Ganz entspannt will es hingegen Kombinations-Weltmeisterin Anna Fenninger angehen. "Ich freue mich schon so. Ende Mai fliege ich nach Portugal", meinte sie. Und auch die Pläne von Snowboarder Benjamin Karl sind schon sehr konkret. In Kürze geht es für zehn Tage auf die Malediven. Danach wird direkt ein Hüttenurlaub auf 1300 Metern Seehöhe im Tessin angehängt. Nur eine machte ein großes Geheimnis um ihr Urlaubsziel - Doppel-Weltmeisterin Elisabeth Görgl. "Wohin es genau geht, verrate ich nicht. Nur so viel: es wird traumhaft."
Spontaner Urlaub im Hause Raich/Schild
Während die einen bei der Medaillenparty vom Süden träumten, waren andere gedanklich schon beim nächsten Training. "Für mich geht es am Mittwoch direkt weiter. Wann ich einmal in die Sonne komme, weiß ich noch nicht", meinte Schisprung-Weltcupsieger Thomas Morgenstern. Nebenan ging es ganz gemütlich zu. Am Buffet gesichtet: ÖSV-Präsident Peter Schröcksnadel, Organisationschef Reinhold Zitz, Schipensionist Hans Knauß, ORF-Mann Rainer Pariasek, die Schi-Damen Marlies Schild ("Weil Benni verletzt ist, werden wir spontan einen Urlaub buchen müssen") und Kathrin Zettl, Schi-Crosser Andreas Matt, Überflieger Andreas Kofler, Neo-Schirentner Michael Walchhofer, die vergoldeten Kombinierer Mario Stecher und Felix Gottwald, Biathlet Christoph Summan, Adler-Trainer Alexander Pointner, Snowboarderin Claudia Riegler und Medaillen-Abonnentin Claudia Lösch.
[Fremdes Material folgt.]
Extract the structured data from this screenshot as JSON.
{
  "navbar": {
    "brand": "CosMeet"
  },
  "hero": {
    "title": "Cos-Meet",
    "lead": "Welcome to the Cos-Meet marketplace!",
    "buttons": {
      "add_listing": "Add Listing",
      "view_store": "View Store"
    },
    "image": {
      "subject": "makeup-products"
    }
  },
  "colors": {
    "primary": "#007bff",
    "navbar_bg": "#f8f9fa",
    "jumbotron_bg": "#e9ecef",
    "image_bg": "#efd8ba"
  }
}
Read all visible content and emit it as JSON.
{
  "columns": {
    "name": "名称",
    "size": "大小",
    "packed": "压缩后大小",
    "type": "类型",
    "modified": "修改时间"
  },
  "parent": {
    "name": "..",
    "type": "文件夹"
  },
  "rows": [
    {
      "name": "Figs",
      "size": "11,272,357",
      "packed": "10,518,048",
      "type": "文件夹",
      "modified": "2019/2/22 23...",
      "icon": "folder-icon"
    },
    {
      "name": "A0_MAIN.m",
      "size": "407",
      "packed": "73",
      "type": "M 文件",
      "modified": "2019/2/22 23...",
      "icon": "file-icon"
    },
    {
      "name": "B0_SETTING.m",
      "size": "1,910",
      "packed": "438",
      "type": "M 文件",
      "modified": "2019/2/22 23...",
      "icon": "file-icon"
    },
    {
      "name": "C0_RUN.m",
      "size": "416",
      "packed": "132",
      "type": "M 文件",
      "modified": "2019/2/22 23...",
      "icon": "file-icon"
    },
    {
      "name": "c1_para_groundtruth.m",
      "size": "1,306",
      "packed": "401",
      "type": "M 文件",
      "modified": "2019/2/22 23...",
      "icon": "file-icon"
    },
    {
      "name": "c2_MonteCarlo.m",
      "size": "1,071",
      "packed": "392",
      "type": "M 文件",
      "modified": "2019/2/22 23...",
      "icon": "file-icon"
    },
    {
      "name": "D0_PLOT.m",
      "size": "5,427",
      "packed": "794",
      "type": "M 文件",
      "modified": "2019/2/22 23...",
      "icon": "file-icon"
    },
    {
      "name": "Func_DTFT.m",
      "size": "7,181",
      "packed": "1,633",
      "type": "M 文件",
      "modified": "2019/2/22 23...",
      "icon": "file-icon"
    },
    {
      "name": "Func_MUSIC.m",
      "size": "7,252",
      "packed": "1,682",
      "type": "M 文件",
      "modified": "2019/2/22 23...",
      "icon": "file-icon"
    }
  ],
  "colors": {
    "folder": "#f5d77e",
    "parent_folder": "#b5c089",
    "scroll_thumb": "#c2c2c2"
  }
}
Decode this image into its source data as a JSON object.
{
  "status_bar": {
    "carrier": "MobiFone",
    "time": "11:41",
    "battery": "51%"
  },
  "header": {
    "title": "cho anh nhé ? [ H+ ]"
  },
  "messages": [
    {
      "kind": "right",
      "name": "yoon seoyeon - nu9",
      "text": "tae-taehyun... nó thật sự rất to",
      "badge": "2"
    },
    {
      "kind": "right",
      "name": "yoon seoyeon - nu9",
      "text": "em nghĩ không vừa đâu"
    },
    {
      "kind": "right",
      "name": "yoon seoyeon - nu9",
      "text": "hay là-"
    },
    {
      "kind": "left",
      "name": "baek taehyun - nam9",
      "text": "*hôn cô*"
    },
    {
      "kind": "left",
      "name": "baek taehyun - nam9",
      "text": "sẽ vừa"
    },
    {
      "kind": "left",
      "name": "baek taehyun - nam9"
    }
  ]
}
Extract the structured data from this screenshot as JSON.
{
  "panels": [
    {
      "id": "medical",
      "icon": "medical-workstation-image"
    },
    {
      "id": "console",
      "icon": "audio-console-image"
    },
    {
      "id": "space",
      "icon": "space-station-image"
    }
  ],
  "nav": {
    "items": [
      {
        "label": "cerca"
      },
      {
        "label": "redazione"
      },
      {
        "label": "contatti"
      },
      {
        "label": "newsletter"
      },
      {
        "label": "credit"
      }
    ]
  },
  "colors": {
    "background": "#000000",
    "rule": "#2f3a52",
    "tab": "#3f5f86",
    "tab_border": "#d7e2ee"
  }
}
Aber nicht alle konnten am Montag Urlaubspläne schmieden. Für die Schladminger war die ÖSV-Feier erst der Beginn. Nun stehen zwei stressreiche Jahre an. "Ab jetzt geht es bei uns wirklich los. In den nächsten Monaten wird in Schladming kräftig umgebaut", blickten Bürgermeister Jürgen Winter und Planai-Chef Ernst Trummer in die Zukunft. Eine Medaillenparty wie die am Montag soll es, nach Wunsch der Hausherren, aber auch 2013 wieder geben: "Sehen wir es einfach als gutes Omen, dass wir schon jetzt eine solche Medaillenflut bei uns im Ort hatten. Vielleicht wird es das nächste Mal ja noch mehr Edelmetall."